Ex-UBS broker spent a family’s millions on his lovers: SEC

For nearly six years, a UBS financial advisor allegedly used unauthorized transfers of money from one family’s accounts to buy things for several women who were his romantic partners.

The gifts to the tune of $4.6 million included vacations, luxury cars, private school tuition and an apartment in Colombia, according to investigators. After the clients, the firm and regulators caught on to the scam, German Nino still somehow managed to get his wife’s signature in order to be released on bond after FBI agents arrested him on Jan. 24, court documents show.

Nino, 56, now faces eight counts of wire fraud charges in Miami federal court and a parallel civil case from the SEC charging him with eight other counts of fraud. Investigators believe the losses suffered by a couple and their son amount to more than $5.8 million when including another $1.2 million Nino used to repay one victim of his misappropriation scheme, the SEC complaint shows. The details about his romantic partners may distract from the more disturbing questions about how the alleged scheme went on for so long, according to Bill Singer, a securities attorney and the author of the Broke and Broker Blog on Wall Street compliance.

“It’s troubling because, at the end of the day, with all of the compliance that we have in the United States and all of the regulatory framework that we have, how does this type of stuff go on undetected?” Singer said. “You’ve got to wonder from a compliance department perspective at UBS, what do they do to check up on their high-profile advisors?”

The case follows the disturbing patterns of other fraud cases in which advisors have allegedly spent stolen money on romantic partners and evaded detection for several years. In contrast with cases in which fraud victims struggle in vain for years to obtain restitution, UBS paid the clients a settlement of $5.8 million after they filed an arbitration claim in July 2020 alleging Nino stole from them, according to his FINRA BrokerCheck file.

“Ensuring the safety of assets our customers entrust to us is always paramount,” spokesman Huw Williams said in a statement. “UBS has compensated the affected customers for any losses from their UBS accounts.”

Attorneys representing Nino didn’t respond to requests for comment.

The 24-year industry veteran joined UBS in 2012 after tenures with Merrill Lynch, A.G. Edwards & Sons, Atlas One Financial Group and HSBC Securities USA, according to BrokerCheck. His record displays no disclosures prior to the massive felony fraud case.

A married couple and their son who began taking a more active role in their finances in 2016 received fictitious investment statements and doctored UBS documents that concealed the unauthorized transfers from their holdings into a bank account that Nino maintained separately from his “marital” ones, according to investigators. In addition, he forged their signatures on letters of authorization for the transfers, investigators say. He made 62 unauthorized transfers from three UBS accounts between May 2014 and February 2020, according to the feds.

To keep the scheme in motion, Nino inflated the value of the clients’ portfolios and once made it appear as if one of the victims was buying land in Columbia out of their account, investigators say. They didn’t go into much detail on the purchases for Nino’s paramours, beyond stating that he used the money he pledged to invest on their behalf for “gifts and travel and living expenses for women with whom he had romantic relationships,” according to the SEC complaint.

The son began confronting Nino at the beginning of 2020 about discrepancies in one of the accounts, according to the SEC. Nino admitted he had stolen from the family but promised to pay it back through a signing bonus from joining a new firm, the complaint states. The victim alerted UBS, which launched an investigation, according to the document. Rather than sitting for an interview, Nino simply resigned from the firm, the document states.

"As a financial advisor, Nino was entrusted with millions of dollars belonging to his client," Eric Bustillo, director of the SEC's Miami Regional Office, said in a statement. "Nino took advantage of that trust by abusing his access to his client’s accounts for personal gain."

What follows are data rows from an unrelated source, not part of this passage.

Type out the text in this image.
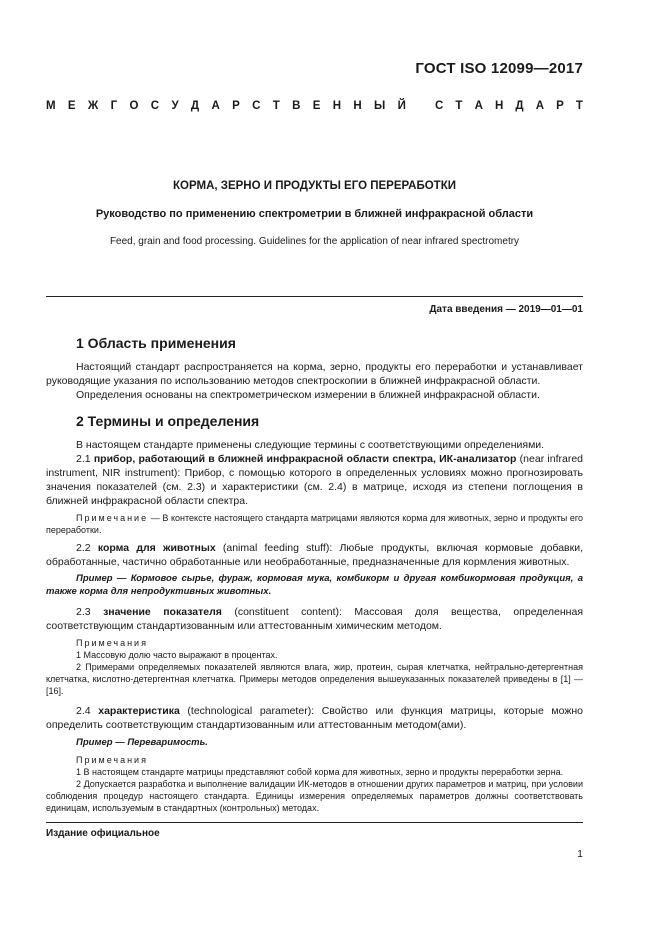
ГОСТ ISO 12099—2017
М Е Ж Г О С У Д А Р С Т В Е Н Н Ы Й	С Т А Н Д А Р Т
КОРМА, ЗЕРНО И ПРОДУКТЫ ЕГО ПЕРЕРАБОТКИ
Руководство по применению спектрометрии в ближней инфракрасной области
Feed, grain and food processing. Guidelines for the application of near infrared spectrometry
Дата введения — 2019—01—01
1 Область применения

Настоящий стандарт распространяется на корма, зерно, продукты его переработки и устанавливает руководящие указания по использованию методов спектроскопии в ближней инфракрасной области.

Определения основаны на спектрометрическом измерении в ближней инфракрасной области.

2 Термины и определения

В настоящем стандарте применены следующие термины с соответствующими определениями.

2.1 прибор, работающий в ближней инфракрасной области спектра, ИК-анализатор (near infrared instrument, NIR instrument): Прибор, с помощью которого в определенных условиях можно прогнозировать значения показателей (см. 2.3) и характеристики (см. 2.4) в матрице, исходя из степени поглощения в ближней инфракрасной области спектра.

Примечание — В контексте настоящего стандарта матрицами являются корма для животных, зерно и продукты его переработки.

2.2 корма для животных (animal feeding stuff): Любые продукты, включая кормовые добавки, обработанные, частично обработанные или необработанные, предназначенные для кормления животных.

Пример — Кормовое сырье, фураж, кормовая мука, комбикорм и другая комбикормовая продукция, а также корма для непродуктивных животных.

2.3 значение показателя (constituent content): Массовая доля вещества, определенная соответствующим стандартизованным или аттестованным химическим методом.

Примечания

1 Массовую долю часто выражают в процентах.

2 Примерами определяемых показателей являются влага, жир, протеин, сырая клетчатка, нейтрально-детергентная клетчатка, кислотно-детергентная клетчатка. Примеры методов определения вышеуказанных показателей приведены в [1] — [16].

2.4 характеристика (technological parameter): Свойство или функция матрицы, которые можно определить соответствующим стандартизованным или аттестованным методом(ами).

Пример — Переваримость.

Примечания

1 В настоящем стандарте матрицы представляют собой корма для животных, зерно и продукты переработки зерна.

2 Допускается разработка и выполнение валидации ИК-методов в отношении других параметров и матриц, при условии соблюдения процедур настоящего стандарта. Единицы измерения определяемых параметров должны соответствовать единицам, используемым в стандартных (контрольных) методах.

Издание официальное
1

While Nino hasn’t entered a plea in the case and representatives for the Miami U.S. Attorney’s Office didn’t respond to a request to know whether plea deal negotiations are underway, the fact that the criminal charging document is a “federal information” rather than an indictment or a complaint means there’s likely going to be a settlement, according to Singer. Authorities use those documents when “a prosecutor has a defendant who pretty much knows that he's screwed,” Singer said.

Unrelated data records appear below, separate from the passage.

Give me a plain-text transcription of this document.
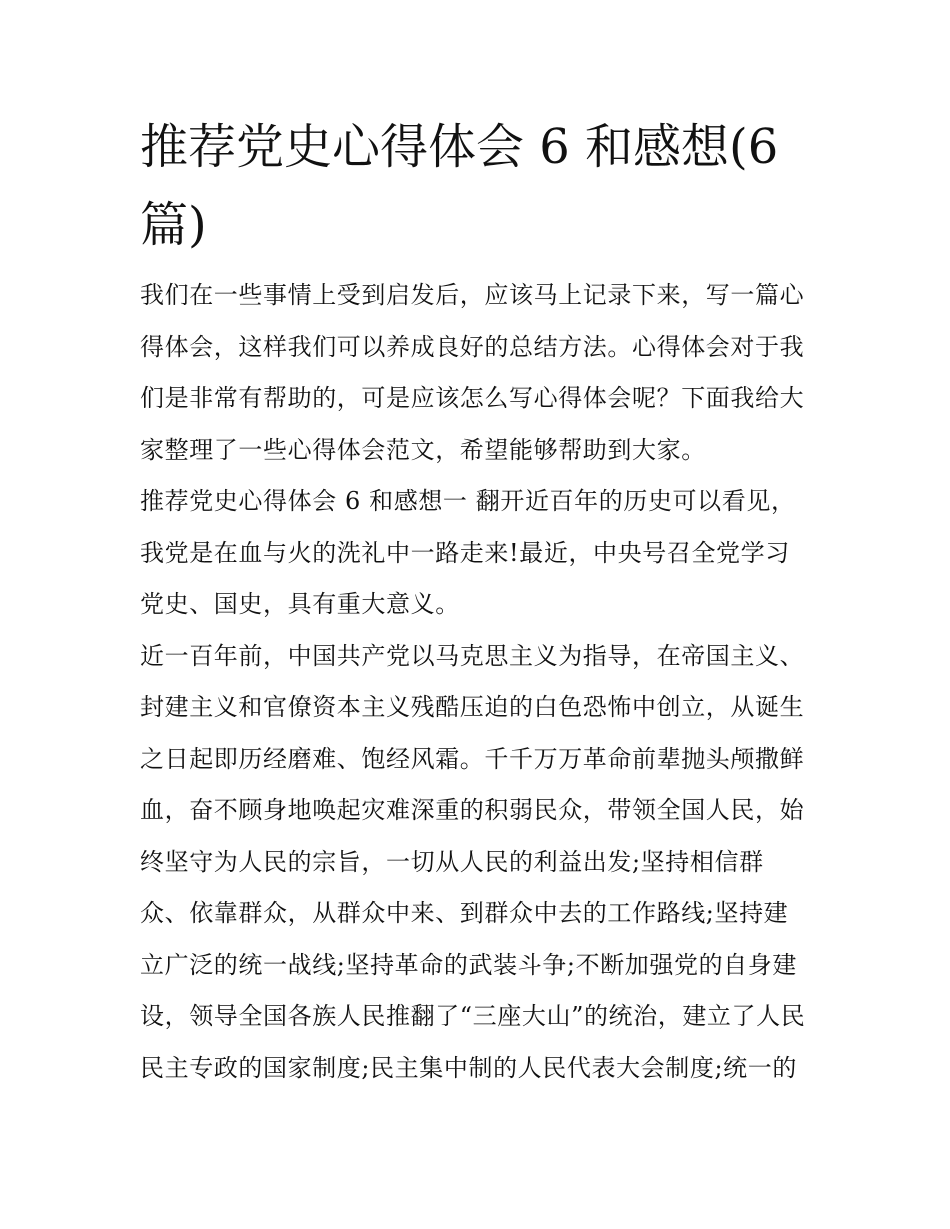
推荐党史心得体会 6 和感想(6
篇)
我们在一些事情上受到启发后，应该马上记录下来，写一篇心
得体会，这样我们可以养成良好的总结方法。心得体会对于我
们是非常有帮助的，可是应该怎么写心得体会呢？下面我给大
家整理了一些心得体会范文，希望能够帮助到大家。
推荐党史心得体会 6 和感想一 翻开近百年的历史可以看见，
我党是在血与火的洗礼中一路走来!最近，中央号召全党学习
党史、国史，具有重大意义。
近一百年前，中国共产党以马克思主义为指导，在帝国主义、
封建主义和官僚资本主义残酷压迫的白色恐怖中创立，从诞生
之日起即历经磨难、饱经风霜。千千万万革命前辈抛头颅撒鲜
血，奋不顾身地唤起灾难深重的积弱民众，带领全国人民，始
终坚守为人民的宗旨，一切从人民的利益出发;坚持相信群
众、依靠群众，从群众中来、到群众中去的工作路线;坚持建
立广泛的统一战线;坚持革命的武装斗争;不断加强党的自身建
设，领导全国各族人民推翻了“三座大山”的统治，建立了人民
民主专政的国家制度;民主集中制的人民代表大会制度;统一的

“You will plead to the information. You'll essentially waive grand jury indictment,” he said. “Pursuant to the information, you're going to be agreeable to the court sentencing.”

A judge released Nino on a bond of $650,000, with his spouse signing one of the court documents in Miami federal court, the records show. Under the conditions of the agreement, he can’t leave the Southern or Middle District of Florida, he must surrender his U.S. and Colombian passports, he must submit to substance abuse treatment or testing and he can’t work in financial services with the pending case. He’s slated to be arraigned in federal court on Feb. 7.